González expuso que la falta del idioma inglés pone en una profunda desventaja a los niños y jóvenes de la República Mexicana, en relación con sus pares del mundo.

Durante su visita a Querétaro, en donde impartió conferencias sobre las condiciones de la educación en México, el líder de Mexicanos Primero planteó que los empleos bien remunerados y con un valor agregado requieren del idioma inglés.

Dijo que la falta del idioma en los niños y jóvenes mexicanos limita los beneficios económicos que ésta conlleva.

El inglés es absolutamente indispensable para el futuro de los jóvenes y niños del país , sostuvo.

Reprobados

Claudio X. González refirió un estudio aplicado por Mexicanos Primero a 4,700 jóvenes mexicanos, en 11 distintas ciudades del país: Culiacán, Distrito Federal, Guadalajara, León, Mérida, Monterrey, Puebla, Saltillo, Tijuana, Toluca y Tuxtla Gutiérrez.

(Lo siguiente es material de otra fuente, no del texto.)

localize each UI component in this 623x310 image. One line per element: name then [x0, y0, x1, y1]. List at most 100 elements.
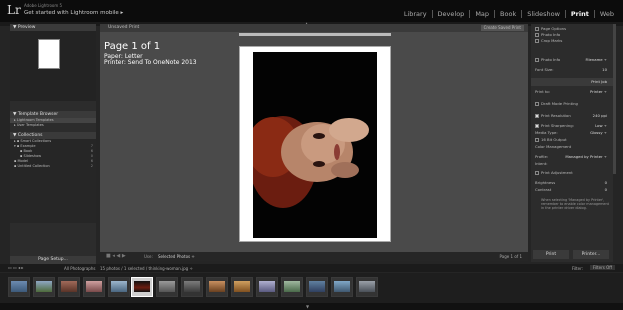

La evaluación arrojó que 79% de los encuestados desconocen totalmente el idioma inglés; 13% estaría en un nivel A1, equivalente al cuarto grado de primaria, y 5% en el A2, correspondiente a primero de secundaria.

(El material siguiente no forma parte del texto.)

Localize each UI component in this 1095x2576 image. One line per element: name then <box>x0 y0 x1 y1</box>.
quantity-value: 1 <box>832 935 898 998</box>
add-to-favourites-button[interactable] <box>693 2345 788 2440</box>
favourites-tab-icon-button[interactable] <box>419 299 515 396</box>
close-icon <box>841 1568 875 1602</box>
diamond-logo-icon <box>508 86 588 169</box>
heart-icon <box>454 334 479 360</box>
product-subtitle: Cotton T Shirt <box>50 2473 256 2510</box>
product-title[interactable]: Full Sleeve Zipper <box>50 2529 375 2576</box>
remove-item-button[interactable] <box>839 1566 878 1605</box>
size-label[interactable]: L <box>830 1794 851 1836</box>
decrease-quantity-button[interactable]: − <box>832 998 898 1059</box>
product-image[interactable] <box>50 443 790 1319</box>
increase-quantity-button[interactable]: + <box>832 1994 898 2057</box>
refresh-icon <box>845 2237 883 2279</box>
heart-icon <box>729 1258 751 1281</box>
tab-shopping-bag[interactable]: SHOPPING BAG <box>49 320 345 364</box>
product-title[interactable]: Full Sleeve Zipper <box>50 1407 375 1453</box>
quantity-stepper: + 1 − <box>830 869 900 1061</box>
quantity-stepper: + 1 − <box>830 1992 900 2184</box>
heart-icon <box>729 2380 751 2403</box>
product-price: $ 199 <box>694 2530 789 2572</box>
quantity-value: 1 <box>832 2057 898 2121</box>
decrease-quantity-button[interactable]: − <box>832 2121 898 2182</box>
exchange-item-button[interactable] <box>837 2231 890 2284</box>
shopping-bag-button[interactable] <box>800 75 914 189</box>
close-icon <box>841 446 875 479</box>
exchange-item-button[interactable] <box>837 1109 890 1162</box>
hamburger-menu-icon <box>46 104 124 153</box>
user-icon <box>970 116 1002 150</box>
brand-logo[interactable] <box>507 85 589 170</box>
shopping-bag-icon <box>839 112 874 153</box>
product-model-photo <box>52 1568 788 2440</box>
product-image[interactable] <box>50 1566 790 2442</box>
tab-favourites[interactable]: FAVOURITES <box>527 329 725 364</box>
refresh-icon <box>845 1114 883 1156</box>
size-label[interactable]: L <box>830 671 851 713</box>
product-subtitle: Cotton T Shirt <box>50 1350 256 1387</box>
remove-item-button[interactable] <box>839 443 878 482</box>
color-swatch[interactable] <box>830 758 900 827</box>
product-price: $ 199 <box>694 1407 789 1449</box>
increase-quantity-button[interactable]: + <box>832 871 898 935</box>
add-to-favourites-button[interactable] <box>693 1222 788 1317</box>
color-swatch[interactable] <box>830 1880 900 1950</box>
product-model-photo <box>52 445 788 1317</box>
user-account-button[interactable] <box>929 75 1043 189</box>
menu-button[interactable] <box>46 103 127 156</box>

Estos jóvenes, que los evaluamos en la preparatoria y deberían de tener el nivel B1 en el marco de referencia europeo, sólo 3% tuvo el nivel que requiere la misma Secretaría de Educación Pública , detalló Claudio X. González.

A pesar de que la ciudad de Querétaro no está dentro de las 11 metrópolis evaluadas, la situación se extrapola al estado.

Los resultados de Querétaro se parecen mucho a los resultados de México , aseveró.

No obstante, el presidente de Mexicanos Primero consideró, es un estado en evidente pujanza, con una gran capacidad hacia el futuro.

González agregó que si la ciudad se muestra mejor que el promedio nacional, esto no es suficiente para el empuje que se requiere en la actualidad; falta cantidad y calidad educativa.